After 23 days, following improvement in clinical signs (including fever), a drop in leucocytes counts, a higher than 80% reduction in PCT levels (0.12), together with confirmed microbial eradication (negative sputum cultures), the antibacterial regimen was discontinued.

Hospital-acquired pneumonia (HAP), including VAP, the most common infection in the ICU, is associated with prolonged hospital and ICU stays, high costs and poor outcomes (11). Studies, including a prospective 1-year microbiological study, showed that antibiotic-resistant bacteria are one of the proven causes of high mortality rates in pneumonia (12).

Although patients received several treatment regimens, as part of specially designed studies, with the desire of obtaining favourable outcomes, there are no definite recommendations for treating infections caused by resistant Providencia (13).

Providencia's resistance to colistin makes the treatment of carbapenem-resistant strains difficult, especially in countries where new, effective, avibactam-based antibiotic combinations, including, ceftazidime+avibactam and aztreonam+avibactam, are not available (13).

In 2018, Abdallah published the results of a meta-analysis. According to that paper, the prolonged infusions of carbapenems in high doses (meropenem 2 g every 8 h, infused over 3–4 h) are effective against carbapenemase-producing Enterobacteriaceae, including carbapenem-resistant Providencia (CRP) (3,14). Tshisevhe also showed in his study that carbapenems were effective in treating four patients with urinary tract infection due to CRP (15). Since aminoglycosides together with beta-lactams proved to be efficient in treating PDR Providencia (7,8), we selected these antibiotics when treating our patients.

Douka et al. designed an antimicrobial synergy test using 15 isolated samples of PDR Providencia and proved that a combination of piperacillin/tazobactam (4.5 g every 8 h) and amikacin (1 g every 24 h) was an effective choice (7). In another study, Zavascki et al. reported three effective antimicrobial regimens used for treating CRP infections in three patients. The regimens included high-dose piperacillin/tazobactam (4.5 g every 6 h) plus high-dose meropenem (2 g every 8 h), amikacin (1 g every 24 h) plus imipenem (500 mg every 6 h) and levofloxacin (doses unavailable) (8).

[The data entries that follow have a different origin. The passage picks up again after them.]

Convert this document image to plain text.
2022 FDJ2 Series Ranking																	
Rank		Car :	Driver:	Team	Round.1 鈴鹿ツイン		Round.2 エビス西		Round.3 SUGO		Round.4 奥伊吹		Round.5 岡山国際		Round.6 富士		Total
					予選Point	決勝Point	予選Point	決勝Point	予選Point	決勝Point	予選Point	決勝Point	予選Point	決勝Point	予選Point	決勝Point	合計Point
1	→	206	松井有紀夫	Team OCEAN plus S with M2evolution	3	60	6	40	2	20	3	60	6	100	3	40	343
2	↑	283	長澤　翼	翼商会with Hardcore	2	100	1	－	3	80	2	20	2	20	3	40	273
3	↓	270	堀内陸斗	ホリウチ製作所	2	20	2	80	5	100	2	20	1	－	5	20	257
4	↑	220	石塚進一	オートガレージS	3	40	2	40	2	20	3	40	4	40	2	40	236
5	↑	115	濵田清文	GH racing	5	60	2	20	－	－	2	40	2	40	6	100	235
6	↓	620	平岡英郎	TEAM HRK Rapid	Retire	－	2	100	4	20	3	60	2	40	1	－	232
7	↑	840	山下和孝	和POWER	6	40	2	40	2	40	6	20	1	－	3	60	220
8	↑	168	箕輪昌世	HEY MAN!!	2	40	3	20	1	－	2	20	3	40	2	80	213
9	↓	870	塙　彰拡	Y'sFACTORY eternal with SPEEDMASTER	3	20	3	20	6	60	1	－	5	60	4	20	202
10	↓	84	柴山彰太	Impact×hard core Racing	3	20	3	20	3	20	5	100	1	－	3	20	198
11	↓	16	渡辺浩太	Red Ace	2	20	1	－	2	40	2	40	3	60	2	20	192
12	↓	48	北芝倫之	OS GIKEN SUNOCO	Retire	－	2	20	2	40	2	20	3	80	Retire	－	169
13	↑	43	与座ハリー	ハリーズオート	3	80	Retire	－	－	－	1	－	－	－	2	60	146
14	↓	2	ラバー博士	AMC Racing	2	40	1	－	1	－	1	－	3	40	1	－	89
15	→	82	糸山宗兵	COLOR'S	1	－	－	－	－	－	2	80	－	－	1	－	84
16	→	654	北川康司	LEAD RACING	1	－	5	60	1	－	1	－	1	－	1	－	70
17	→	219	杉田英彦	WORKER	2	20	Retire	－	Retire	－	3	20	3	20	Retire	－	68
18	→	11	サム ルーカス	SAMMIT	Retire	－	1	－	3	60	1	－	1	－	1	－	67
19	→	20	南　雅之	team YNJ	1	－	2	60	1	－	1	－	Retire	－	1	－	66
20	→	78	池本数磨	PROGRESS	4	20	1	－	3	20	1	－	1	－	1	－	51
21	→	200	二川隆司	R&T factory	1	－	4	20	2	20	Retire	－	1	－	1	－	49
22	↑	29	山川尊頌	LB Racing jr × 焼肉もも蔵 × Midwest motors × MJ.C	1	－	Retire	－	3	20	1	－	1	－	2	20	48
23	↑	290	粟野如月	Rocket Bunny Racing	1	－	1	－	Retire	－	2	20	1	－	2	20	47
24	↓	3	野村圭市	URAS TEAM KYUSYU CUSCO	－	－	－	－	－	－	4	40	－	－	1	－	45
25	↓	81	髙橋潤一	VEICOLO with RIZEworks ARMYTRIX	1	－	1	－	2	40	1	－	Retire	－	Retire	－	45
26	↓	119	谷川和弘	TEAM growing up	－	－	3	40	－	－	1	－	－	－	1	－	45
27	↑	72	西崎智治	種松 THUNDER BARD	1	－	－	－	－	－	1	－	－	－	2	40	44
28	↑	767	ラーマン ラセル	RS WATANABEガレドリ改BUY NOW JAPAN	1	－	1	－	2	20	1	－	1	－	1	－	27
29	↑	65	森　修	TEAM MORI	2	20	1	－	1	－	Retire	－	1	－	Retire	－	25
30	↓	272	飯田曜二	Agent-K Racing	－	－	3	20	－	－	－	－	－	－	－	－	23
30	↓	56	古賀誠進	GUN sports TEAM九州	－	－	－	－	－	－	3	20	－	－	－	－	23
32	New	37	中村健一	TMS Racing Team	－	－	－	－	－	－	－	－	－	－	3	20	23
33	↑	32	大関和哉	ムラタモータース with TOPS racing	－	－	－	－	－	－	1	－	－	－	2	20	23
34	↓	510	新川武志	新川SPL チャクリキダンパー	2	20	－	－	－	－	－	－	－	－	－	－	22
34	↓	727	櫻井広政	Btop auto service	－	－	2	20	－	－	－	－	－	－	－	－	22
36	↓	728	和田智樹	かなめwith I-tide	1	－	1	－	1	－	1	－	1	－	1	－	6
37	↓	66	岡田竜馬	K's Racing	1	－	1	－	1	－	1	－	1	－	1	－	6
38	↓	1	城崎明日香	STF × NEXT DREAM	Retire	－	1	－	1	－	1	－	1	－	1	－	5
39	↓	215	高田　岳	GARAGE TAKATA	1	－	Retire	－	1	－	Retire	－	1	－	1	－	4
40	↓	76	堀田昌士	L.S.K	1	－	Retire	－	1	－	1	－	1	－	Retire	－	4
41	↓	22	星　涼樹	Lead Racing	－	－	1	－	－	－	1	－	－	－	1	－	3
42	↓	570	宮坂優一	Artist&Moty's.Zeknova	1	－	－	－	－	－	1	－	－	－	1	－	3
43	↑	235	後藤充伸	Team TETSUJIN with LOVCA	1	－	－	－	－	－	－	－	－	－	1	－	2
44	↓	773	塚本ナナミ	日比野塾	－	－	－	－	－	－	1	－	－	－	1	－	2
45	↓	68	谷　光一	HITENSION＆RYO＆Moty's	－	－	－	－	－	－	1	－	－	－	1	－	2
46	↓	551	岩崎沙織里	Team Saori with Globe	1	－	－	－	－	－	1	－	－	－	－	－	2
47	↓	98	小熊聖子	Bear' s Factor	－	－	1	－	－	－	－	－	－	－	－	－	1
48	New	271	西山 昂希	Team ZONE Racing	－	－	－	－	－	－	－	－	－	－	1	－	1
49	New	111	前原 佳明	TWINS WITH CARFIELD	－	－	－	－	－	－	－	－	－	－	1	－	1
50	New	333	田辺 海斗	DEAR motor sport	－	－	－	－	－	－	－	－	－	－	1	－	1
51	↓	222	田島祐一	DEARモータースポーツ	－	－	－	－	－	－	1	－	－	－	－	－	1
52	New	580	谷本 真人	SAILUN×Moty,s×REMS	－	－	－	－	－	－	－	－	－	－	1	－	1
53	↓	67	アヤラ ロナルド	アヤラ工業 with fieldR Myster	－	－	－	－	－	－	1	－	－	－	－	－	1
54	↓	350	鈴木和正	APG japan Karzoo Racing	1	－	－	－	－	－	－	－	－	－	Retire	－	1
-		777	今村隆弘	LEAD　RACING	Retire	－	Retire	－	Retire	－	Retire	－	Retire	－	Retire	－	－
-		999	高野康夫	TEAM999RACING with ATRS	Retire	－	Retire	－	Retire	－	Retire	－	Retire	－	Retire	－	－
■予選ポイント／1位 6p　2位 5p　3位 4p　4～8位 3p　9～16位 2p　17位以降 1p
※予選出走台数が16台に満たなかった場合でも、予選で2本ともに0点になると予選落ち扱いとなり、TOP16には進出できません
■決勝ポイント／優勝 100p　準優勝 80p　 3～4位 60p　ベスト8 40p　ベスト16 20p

Combined therapy was effective in our case; the patient showed clinical improvement and sputum culture conversion. In conclusion, when dealing with an infection with a pan-resistant microorganism, using combinations of antibiotics in high doses can be an option. These treatment regimens have the potential of overcoming in vitro resistance, leading to clinical improvement and microbial eradication.